Linuxのダンプ機能は「最低限必要」、でもどうする?

2004/10/16

 NTTデータ先端技術のオープンソース技術部長 鈴木幸市氏は「Linux Kernel Conference 2004」(主催:OSDNジャパン)で10月15日に講演し、大規模システムでのLinuxの利用について「システム・インテグレータは顧客に対する説明責任がある。システムが停止した場合の問題解決を担保されていないとLinuxは使えない」と指摘した。そのうえで「原因究明の手段を講じるのが重要」として、システム障害時にメモリ内容を保存するクラッシュダンプ機能による原因究明が「最低限必要」と訴えた。

NTTデータ先端技術のオープンソース技術部長 鈴木幸市氏

 鈴木氏は講演の中で横軸にLinuxカーネルの各バージョン、縦軸に提供されたパッチの行数を示す表を公表した。その表によると最新カーネルの2.6では、カーネル2.4や2.2の同バージョン時を上回る行数のパッチがすでにリリースされている。つまり、それだけパッチによるバグフィックスが必要な機能が多いということで、鈴木氏は「カーネル2.6はもう少し安定すると思ったが、パッチの行数が増え続けている。非常に心配している」と指摘した。

 システム障害の原因究明を行う際に有効なのが、障害が発生したときのメモリの内容を出力するダンプ機能。しかし、Linuxは標準ではメモリダンプ機能がない。そのためSIerらは何らかのダンプ用ツールを使う必要がある。ダンプ用ツールにはメインフレームなどで使われているハードを使ったカーネルダンプと、MachやVMwareのマイクロカーネルなどがあるが、Linuxで主に使われているのはカーネル内にダンプ機構を持たせる仕組み。

 カーネルダンプツールはいくつかある。1つはSGIが開発し、オープンソースとして公開された技術で、IBMとNEC、日立製作所、富士通が共同で拡張している「LKCD」。ディスクダンプ、ネットワークダンプ、メモリダンプをサポートし、開発活動も活発だが、「ディスクダンプでデバイスがビジーだとダンプが取れない」(鈴木氏)という弱点がある。また、富士通が開発した「diskdump」は、割り込みをせず、SCSIのポーリングモードを使うことでダンプ取得の確率が高いというメリットがあるが、一方でSCSIのドライバの修正が必要だったり、カーネルの再構築が必要になるという。

 鈴木氏はカーネル2.6環境での新しいダンプ取得法を紹介した。それはクラッシュしたカーネルを使わずにダンプを取る方法。従来型のダンプだとクラッシュしたカーネルを使ってダンプを取るため、メモリ内容が破壊されているなど一貫性に問題が出る可能性があった。
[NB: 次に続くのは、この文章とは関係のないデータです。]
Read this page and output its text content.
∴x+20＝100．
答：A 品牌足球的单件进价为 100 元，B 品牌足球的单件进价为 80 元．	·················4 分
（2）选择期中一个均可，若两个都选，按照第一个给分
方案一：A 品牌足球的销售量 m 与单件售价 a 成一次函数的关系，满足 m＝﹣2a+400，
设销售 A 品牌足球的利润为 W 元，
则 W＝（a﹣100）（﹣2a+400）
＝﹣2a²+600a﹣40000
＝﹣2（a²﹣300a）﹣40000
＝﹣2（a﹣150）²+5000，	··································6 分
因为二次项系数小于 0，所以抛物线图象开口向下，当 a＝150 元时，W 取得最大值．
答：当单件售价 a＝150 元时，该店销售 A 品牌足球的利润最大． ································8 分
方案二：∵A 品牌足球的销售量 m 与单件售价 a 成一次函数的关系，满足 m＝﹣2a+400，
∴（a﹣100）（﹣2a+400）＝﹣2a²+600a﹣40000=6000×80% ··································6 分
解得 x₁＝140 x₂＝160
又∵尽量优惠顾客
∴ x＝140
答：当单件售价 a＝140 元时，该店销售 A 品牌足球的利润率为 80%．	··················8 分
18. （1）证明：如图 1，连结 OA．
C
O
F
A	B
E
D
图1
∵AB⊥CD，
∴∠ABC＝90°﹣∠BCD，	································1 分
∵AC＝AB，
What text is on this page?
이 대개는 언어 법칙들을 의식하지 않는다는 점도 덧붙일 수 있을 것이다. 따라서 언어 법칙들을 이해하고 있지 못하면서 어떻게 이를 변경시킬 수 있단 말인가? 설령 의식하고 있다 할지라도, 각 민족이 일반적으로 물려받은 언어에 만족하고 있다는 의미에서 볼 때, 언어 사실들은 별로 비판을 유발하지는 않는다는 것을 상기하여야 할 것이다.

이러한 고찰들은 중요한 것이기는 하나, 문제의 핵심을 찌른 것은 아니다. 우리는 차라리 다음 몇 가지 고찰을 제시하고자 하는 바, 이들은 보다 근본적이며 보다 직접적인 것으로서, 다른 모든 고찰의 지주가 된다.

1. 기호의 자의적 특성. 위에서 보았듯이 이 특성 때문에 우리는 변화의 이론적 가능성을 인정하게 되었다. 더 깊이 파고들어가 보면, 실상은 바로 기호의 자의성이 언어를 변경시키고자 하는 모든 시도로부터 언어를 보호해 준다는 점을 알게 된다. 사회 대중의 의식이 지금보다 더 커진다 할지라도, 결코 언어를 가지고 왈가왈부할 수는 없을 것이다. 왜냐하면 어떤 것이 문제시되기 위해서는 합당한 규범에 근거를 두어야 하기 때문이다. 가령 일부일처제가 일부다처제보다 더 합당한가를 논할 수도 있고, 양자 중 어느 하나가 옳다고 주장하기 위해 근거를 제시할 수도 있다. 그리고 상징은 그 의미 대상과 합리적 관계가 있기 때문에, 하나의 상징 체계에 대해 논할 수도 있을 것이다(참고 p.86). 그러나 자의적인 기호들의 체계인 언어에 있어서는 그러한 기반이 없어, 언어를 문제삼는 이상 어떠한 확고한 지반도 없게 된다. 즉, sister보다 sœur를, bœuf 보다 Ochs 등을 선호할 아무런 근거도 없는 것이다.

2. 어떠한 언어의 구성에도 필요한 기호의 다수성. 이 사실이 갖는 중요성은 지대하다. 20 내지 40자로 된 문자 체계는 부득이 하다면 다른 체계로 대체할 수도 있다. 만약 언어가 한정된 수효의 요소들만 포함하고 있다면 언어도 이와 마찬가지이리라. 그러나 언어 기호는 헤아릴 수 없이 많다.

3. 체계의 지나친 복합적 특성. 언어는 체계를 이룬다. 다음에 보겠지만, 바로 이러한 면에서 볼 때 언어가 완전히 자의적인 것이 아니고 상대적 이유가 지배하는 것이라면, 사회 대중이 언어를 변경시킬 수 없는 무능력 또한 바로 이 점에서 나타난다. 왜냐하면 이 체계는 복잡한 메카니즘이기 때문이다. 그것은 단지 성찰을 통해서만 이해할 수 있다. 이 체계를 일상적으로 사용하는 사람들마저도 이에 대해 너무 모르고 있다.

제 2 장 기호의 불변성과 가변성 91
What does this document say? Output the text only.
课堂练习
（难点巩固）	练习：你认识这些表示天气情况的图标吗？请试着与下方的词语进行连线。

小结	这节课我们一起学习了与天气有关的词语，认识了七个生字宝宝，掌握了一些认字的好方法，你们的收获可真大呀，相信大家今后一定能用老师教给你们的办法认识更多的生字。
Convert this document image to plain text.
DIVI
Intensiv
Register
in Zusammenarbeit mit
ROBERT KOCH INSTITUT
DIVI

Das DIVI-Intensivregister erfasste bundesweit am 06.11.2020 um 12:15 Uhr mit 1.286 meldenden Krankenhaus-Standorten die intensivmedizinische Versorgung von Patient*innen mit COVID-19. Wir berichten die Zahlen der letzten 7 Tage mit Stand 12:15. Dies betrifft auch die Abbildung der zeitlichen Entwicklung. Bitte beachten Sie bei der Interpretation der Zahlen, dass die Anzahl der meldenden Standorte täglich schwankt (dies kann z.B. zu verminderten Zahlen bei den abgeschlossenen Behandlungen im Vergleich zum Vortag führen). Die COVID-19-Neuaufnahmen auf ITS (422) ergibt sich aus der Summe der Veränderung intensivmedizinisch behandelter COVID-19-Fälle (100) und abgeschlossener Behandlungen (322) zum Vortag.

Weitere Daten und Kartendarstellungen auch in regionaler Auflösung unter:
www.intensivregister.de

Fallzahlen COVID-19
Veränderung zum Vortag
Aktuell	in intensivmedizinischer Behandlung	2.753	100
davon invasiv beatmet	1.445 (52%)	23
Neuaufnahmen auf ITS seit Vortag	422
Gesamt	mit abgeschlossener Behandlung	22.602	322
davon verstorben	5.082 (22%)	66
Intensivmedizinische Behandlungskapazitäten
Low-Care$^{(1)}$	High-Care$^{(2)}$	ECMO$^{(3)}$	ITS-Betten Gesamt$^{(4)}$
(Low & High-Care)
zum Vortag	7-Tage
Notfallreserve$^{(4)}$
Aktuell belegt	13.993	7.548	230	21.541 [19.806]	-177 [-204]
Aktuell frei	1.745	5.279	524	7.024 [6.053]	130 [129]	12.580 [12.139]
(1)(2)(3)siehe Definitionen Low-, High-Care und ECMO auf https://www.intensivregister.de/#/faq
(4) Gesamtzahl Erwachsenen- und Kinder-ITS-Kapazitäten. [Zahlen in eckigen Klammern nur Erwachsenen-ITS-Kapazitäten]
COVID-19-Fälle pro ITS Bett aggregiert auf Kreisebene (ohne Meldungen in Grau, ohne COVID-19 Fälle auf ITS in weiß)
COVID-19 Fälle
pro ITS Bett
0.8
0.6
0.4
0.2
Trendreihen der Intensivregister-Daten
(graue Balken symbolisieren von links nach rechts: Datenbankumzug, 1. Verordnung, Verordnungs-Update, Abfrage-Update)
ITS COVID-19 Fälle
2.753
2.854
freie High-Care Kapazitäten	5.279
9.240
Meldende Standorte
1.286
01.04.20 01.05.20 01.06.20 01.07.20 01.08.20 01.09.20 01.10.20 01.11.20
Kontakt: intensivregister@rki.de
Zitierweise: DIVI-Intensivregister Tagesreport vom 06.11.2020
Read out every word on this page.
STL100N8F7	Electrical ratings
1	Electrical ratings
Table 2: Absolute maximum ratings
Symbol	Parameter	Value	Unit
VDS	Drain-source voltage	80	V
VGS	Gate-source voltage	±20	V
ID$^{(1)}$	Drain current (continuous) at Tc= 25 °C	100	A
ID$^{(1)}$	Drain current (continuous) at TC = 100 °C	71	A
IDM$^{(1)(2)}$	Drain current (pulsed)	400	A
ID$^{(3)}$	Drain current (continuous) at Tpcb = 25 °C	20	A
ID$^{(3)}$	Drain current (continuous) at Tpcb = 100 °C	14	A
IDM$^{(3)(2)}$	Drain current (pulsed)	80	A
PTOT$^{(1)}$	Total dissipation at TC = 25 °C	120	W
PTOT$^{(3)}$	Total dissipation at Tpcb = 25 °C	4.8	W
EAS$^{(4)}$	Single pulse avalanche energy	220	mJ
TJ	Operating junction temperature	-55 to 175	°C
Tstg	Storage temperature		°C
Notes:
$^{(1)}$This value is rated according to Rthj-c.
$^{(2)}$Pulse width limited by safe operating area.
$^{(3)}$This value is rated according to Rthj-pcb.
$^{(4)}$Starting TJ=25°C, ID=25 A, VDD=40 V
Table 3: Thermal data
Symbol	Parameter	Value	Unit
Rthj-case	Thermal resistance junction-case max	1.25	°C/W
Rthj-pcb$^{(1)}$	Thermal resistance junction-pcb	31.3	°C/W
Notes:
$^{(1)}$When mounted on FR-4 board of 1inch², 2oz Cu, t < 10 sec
新しいダンプ取得法は、カーネル2.6で実装されたカーネルから別のカーネルをブートする機能「kexec」を利用する。クラッシュしたカーネルから別のカーネルをブートし、そのカーネルでダンプを取る方法だ。すでにIBMのインドの研究所がkexecを介してダンプ専用カーネルを起動する技術を開発しているという。

 ただ、この方法にも問題があるという。それはkexecは実行される際に、古いカーネルの一部を上書きするため、ダンプを取得する場合は、上書きされる部分のメモリイメージを退避させる必要があるということだ。NTTデータとVA Linux Systems Japanが10月13日に発表した「ミニカーネルダンプ機能」はこの問題を解決するクラッシュダンプ機能。ミニカーネルダンプ機能は、kexecを変更し、任意の場所にダンプ用のミニカーネルをロードして、起動できるようにする。クラッシュしたカーネル内のコード、データ構造を使わずに、安全なミニカーネル内のコードとデータ構造で、ダンプ取得を実行できるという。ダンプの解析はLKCDの解析ツールである「lcrash」を使う。NTTデータ、VA Linux Systems Japanはミニカーネルダンプ機能をオープンソースソフトとして公開している。鈴木氏は「ミニカーネルダンプ機能ではライブダンプの取得が難しい。次の宿題だろう」と述べた。

 鈴木氏は大規模システムでのLinuxの利用について「カーネルダンプはいろいろ出てきたが、障害解析はまだまだ。最後は人海戦術、人の英知でやるしかないともいえ、人をどう育てるかが重要になるだろう」と語った。